Possible proposals include having the Department of Energy have grid operators buy electricity from struggling coal and nuclear plants for two years.

"Too many of these fuel-secure plants have retired prematurely and many more have recently announced retirement", the 41-page memo reads.

The DOE measure would also create a "Strategic Electric Generation Reserve", which would shore up the U.S.'s domestic energy reserves in case of an emergency. During that two year period, the government would also conduct a study into vulnerabilities in the USA grid system.

The Energy Department would be relying partly on the Federal Power Act - the so-called Section 202 authority - that lets the administration order guaranteed profits for power plants that can store large amounts of fuel on site. Nuclear and coal-fired power plants are struggling to compete against cheap natural gas and renewable electricity.

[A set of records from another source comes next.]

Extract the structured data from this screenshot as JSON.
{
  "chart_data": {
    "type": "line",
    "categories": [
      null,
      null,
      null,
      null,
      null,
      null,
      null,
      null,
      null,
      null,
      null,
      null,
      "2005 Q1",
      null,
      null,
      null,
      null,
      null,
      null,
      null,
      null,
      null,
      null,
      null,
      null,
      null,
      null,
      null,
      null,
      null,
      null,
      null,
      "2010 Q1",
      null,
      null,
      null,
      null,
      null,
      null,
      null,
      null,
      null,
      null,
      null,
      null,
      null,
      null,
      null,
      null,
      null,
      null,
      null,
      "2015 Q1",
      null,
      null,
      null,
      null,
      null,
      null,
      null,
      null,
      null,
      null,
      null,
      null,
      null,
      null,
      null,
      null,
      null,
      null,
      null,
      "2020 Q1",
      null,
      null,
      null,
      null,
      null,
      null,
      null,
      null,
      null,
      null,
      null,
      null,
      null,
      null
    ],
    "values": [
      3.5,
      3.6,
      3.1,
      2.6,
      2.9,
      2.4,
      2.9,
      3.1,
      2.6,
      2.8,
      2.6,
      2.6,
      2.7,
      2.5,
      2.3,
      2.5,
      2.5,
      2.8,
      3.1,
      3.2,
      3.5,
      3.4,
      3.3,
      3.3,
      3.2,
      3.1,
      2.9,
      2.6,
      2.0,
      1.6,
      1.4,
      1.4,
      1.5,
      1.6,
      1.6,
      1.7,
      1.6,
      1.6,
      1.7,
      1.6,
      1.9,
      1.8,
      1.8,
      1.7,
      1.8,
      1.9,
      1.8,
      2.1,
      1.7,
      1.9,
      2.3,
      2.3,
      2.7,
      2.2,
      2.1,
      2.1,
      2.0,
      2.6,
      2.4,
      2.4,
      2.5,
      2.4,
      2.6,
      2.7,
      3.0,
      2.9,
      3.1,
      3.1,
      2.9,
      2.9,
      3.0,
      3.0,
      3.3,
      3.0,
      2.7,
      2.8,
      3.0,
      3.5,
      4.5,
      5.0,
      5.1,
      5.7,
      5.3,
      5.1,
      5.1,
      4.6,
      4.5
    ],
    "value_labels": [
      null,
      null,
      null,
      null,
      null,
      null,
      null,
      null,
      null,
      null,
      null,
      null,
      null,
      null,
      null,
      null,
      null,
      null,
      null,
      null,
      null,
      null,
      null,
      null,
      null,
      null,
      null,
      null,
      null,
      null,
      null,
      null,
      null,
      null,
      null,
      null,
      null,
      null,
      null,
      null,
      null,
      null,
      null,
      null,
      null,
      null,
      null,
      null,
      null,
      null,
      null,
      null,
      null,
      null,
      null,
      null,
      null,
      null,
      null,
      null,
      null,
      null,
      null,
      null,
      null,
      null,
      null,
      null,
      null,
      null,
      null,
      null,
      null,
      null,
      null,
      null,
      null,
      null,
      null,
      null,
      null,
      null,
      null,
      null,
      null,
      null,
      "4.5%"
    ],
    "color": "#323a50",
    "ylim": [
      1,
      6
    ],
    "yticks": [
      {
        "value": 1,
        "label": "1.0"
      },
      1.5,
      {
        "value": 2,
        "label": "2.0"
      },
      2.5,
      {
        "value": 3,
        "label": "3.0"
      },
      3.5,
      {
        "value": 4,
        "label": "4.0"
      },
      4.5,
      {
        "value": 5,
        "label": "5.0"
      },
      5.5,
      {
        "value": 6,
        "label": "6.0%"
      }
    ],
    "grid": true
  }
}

"Any federal intervention in the market to order customers to buy electricity from specific power plants would be damaging to the markets and therefore costly to consumers", that group PJM Interconnection said in a statement. "I am encouraged by the president's actions to protect our nation from these plant closures and ensure coal power is available to address future weather, market, and cybersecurity challenges".

The action by the Energy Department would represent an unprecedented intervention into US energy markets. "This finality is why it is critically important to preserve the fuel security offered by nuclear plants under threat of premature closure", Korsnick said.

Trump campaigned on the promise that he would revive the coal industry.

In August 2017, Murray sent the White House a letter spelling out his industry's woes and complaining that his pleas had not yet been answered by the Trump administration.

"This action is essential in order to protect the resiliency and reliability of our nation's electric power grids", Murray said Friday in an email. "Of keeping our plants, all of them, online, being able to deliver energy, no matter whether it's a natural disaster that we might see from a polar vortex, or it's something more nefarious, as a cyber attack from a terrorist state or some entity with bad intent for the United States", Perry said in the hearing on May 9.

The head of the Electric Power Supply Association (EPSA), a national trade association representing independent power producers and marketers, calls the memo an "unprecedented executive branch intervention" and fears that the "economic consequences [would be] profound for power suppliers and consumers". That attempt was rightfully denied by the Federal Energy Regulatory Commission, which determined that market rates and processes are indeed sufficient to meet national energy demand.